A team formed by two assistant professors Yoichi Masuda and Prof Masato Ishikawa and Toyoaki Tanikawa have developed this four legged robot. This robot is able to reproduce the motor controls of animals with the help of a computer.
This quadruped robot is equipped with highly back drivable legs which allow this robot to produce animal like flexibility and torque controllable motors. These motors help to produce the muscle characteristics just like that of an animal. Since this robot has all such qualities, it is not possible to use this robot instead of animals to carry out various experiments.
So far, the researchers thought that the steady movement and way of walking in animals was produced by complex nerve systems. However, newer research revealed that the reflex circuit alone would produce this steady way of walking in these animals.
Scientists further investigated locomotion mechanisms of cats to generate a steady walking pattern of a cat. The scientists reproduced their motor control with the help of robots and computer simulations.
Once the study was conducted, scientists derived many conclusions. When the reciprocal circuit was cut off, the robot’s gait became quite unstable. The robot was able to generate a steady walking movement by reproducing the reciprocal circuit in its legs.
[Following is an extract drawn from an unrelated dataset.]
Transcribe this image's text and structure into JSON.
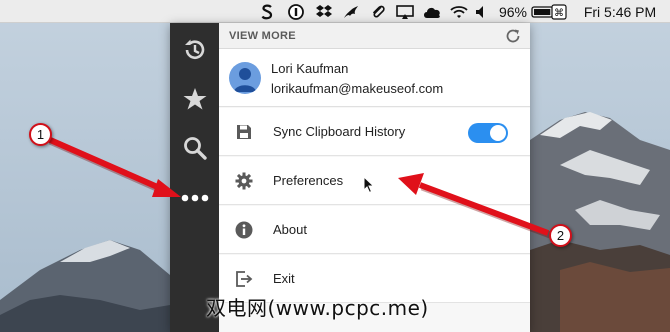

Whenever the mutual excitatory circuit was being simulated, it would produce a phenomenon called the ‘prolongation of the stance phase’.
Yoichi Masuda who is also the co author of the paper said that, “Gaining knowledge about animals without using experimental animals is also significant for the humans that live with them.”
He added that, “Further combination of robotics and biology through the creation of robots that mimic the structures of animals and their locomotion could become the first step towards understanding the principles underlying the behaviors of animals and humans.”
The conclusions and observations derived from this research will be able to benefit both the biology field and the robotics field. It has given more and newer information to the biology field. If it is now possible for robotic animals to serve in experiments instead of real animals, it will allow the scientist to conduct experiments in more detail and derive much more accurate conclusions.
This study can prove to be fundamental in the future while developing robots which are capable of moving just like the real animals.